Harry and Meghan did not comment on Monday, but a spokesperson for the couple previously dismissed bullying accusations reported by The Times newspaper as “defamatory.”
“Let’s just call this what it is — a calculated smear campaign based on misleading and harmful misinformation,” the Sussexes’ spokesperson said. “We are disappointed to see this defamatory portrayal of The Duchess of Sussex given credibility by a media outlet.”
The Palace’s aggressive plan to probe the report contrasts starkly with its approach towards Meghan’s allegation of racism against a senior royal, which the family said it would keep in-house.
Contrasting approaches from the Palace
The war of words between the two camps erupted shortly before the airing of Meghan and Harry’s discussion with Winfrey, in which the couple lifted the lid on the difficulties of their lives as royals and made a series of damning allegations against the family.
Most strikingly, Meghan said that there were “concerns and conversations” about the skin color of their baby, Archie, and “what that would mean.” Buckingham Palace later said the allegation of racism was “concerning” but that it would “be addressed by the family privately.”
It has taken a different approach with the claims that Meghan bullied royal staff, which emerged in an article in The Times.
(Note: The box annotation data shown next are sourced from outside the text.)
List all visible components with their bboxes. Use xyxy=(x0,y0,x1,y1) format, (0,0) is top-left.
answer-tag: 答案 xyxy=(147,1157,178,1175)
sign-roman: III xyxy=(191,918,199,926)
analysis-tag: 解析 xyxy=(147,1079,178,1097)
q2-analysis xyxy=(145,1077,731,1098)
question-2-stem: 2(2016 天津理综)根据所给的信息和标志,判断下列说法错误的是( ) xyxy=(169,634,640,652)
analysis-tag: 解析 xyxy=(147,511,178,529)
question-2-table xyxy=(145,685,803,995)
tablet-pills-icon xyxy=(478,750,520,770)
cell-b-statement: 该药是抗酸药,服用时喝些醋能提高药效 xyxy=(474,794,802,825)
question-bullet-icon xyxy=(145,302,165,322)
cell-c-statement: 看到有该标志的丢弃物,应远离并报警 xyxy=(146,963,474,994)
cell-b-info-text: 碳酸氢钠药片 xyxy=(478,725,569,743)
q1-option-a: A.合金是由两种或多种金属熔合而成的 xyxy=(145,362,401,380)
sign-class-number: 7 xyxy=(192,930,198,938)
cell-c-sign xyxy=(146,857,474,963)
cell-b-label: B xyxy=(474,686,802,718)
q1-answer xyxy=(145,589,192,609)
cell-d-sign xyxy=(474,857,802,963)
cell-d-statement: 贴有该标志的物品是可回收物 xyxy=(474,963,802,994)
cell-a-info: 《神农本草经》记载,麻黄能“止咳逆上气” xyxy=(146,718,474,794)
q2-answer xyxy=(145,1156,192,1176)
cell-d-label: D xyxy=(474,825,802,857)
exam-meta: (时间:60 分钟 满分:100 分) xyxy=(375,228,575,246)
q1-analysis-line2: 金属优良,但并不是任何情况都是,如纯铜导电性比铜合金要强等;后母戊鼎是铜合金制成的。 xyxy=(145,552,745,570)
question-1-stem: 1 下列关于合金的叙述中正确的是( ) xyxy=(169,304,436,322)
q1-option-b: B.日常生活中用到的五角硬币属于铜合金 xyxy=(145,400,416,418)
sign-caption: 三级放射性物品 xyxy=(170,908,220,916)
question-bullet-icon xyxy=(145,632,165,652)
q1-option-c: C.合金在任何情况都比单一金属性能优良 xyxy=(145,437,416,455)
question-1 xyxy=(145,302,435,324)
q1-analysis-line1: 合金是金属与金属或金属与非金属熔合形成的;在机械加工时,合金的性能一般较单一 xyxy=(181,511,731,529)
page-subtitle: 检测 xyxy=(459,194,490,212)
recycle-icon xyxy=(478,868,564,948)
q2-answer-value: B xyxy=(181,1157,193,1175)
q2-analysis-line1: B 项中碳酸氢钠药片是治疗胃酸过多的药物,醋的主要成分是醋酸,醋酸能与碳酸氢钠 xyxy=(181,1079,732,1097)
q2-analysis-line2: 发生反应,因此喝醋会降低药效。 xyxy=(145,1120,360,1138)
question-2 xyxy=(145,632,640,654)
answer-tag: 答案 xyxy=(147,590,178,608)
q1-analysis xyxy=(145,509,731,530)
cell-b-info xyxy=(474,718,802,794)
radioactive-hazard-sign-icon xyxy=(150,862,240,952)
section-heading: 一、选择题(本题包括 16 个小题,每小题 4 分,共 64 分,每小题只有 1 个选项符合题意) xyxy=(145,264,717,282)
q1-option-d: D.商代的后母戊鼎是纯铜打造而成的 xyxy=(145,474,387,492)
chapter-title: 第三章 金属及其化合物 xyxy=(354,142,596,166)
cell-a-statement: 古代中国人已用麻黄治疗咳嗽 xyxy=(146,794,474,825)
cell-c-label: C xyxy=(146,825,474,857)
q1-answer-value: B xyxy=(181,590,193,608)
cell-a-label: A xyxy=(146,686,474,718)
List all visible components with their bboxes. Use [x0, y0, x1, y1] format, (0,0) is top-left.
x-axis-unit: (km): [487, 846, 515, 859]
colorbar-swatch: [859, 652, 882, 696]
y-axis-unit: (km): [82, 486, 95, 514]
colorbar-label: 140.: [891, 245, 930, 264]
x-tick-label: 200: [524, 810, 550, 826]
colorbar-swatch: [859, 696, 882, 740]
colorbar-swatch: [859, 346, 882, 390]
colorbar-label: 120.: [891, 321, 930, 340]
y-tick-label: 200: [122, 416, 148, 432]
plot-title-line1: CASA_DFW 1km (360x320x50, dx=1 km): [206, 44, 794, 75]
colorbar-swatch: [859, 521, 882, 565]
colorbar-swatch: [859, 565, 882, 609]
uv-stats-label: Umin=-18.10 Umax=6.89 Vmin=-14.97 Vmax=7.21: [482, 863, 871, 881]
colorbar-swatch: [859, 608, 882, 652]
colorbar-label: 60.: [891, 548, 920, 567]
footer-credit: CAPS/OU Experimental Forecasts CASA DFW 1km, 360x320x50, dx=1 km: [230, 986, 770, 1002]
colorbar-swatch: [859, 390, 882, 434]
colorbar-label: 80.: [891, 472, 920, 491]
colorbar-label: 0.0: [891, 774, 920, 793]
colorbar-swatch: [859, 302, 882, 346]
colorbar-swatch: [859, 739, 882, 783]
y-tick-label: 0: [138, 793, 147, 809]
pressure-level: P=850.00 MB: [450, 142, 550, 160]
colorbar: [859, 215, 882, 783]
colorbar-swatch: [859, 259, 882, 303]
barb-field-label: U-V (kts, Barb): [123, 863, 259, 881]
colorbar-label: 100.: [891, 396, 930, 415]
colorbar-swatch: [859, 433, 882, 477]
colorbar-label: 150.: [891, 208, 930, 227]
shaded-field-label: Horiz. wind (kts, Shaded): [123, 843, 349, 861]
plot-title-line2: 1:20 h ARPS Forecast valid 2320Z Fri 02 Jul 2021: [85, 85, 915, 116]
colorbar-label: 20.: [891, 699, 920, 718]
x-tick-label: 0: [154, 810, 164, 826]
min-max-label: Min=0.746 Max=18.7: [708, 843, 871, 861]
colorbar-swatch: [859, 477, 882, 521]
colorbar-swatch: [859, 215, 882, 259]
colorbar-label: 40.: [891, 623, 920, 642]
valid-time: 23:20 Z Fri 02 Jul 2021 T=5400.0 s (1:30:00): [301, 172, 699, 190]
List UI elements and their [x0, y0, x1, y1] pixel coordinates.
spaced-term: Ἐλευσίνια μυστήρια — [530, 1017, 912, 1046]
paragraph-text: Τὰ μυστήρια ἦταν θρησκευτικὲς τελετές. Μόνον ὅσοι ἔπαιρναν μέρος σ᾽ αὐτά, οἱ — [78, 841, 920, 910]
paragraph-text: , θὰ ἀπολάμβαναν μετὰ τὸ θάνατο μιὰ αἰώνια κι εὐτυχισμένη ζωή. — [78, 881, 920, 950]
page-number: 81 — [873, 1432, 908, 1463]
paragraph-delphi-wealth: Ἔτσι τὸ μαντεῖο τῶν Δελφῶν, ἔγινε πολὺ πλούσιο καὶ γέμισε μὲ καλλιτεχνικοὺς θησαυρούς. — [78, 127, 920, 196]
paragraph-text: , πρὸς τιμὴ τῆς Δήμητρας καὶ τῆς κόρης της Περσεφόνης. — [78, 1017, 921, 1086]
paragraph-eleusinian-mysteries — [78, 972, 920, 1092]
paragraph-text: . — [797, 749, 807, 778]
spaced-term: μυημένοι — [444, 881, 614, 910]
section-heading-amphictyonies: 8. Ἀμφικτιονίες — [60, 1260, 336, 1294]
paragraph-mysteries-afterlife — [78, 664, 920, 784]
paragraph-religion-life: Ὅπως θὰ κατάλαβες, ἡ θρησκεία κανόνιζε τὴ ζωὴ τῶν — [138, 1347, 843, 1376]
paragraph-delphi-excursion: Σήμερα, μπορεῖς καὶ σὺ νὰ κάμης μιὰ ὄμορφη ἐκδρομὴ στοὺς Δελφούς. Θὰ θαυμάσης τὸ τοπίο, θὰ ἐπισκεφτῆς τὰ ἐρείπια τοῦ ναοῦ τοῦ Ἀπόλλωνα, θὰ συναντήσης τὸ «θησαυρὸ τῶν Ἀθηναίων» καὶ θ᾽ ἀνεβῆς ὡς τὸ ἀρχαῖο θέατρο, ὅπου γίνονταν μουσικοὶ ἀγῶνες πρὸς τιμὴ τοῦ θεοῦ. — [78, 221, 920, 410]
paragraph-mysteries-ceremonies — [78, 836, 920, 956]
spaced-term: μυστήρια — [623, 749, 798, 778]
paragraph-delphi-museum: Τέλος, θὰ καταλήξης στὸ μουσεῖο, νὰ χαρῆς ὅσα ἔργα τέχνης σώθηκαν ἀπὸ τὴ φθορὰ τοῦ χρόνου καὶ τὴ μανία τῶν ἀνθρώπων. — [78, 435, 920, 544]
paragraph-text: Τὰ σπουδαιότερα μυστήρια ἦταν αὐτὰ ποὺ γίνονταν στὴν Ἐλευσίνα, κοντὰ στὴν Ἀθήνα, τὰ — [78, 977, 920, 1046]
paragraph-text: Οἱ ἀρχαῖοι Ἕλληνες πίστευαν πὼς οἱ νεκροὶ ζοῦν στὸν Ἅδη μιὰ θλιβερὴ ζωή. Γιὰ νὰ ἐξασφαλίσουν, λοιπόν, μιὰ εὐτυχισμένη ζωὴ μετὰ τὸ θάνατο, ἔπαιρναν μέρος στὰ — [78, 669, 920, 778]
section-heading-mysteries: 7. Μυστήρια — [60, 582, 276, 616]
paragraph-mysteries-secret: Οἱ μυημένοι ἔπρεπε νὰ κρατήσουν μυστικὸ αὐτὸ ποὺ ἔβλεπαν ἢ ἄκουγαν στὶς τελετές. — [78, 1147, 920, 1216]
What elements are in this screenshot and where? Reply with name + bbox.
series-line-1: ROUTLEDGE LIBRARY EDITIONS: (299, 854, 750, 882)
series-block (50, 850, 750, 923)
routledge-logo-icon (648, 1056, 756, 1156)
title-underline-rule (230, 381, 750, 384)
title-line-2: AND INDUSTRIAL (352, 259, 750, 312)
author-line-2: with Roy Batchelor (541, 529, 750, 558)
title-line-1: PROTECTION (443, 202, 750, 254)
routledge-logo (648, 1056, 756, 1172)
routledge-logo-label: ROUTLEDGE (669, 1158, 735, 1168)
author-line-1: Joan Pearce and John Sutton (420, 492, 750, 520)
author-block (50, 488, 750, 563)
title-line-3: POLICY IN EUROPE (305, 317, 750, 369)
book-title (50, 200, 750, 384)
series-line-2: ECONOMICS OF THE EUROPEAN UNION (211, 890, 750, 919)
Critics of the Palace are also likely to point out that they have launched no such independent inquiry into the relationship between Prince Andrew and Jeffrey Epstein, the late disgraced financier and convicted pedophile.
But those allegations differ in that they relate to senior royals rather than staff, whose complaints are more likely to fall under the remit of human resources. The hiring of an outside firm comes after the Palace said their “HR team will look into the circumstances outlined in the article.”
“Members of staff involved at the time, including those who have left the Household, will be invited to participate to see if lessons can be learned,” it said in its earlier statement.
During their interview with Winfrey, Harry and Meghan said they complained several times to the Palace that their mental health was suffering, but were dismissed. Meghan revealed that at one point she contemplated suicide, claims that have reverberated throughout Britain’s media and put the royals under scrutiny.
The only senior royal to face questions on the interview so far has been Prince William, who told a reporter last week that the royals are “very much not a racist family.”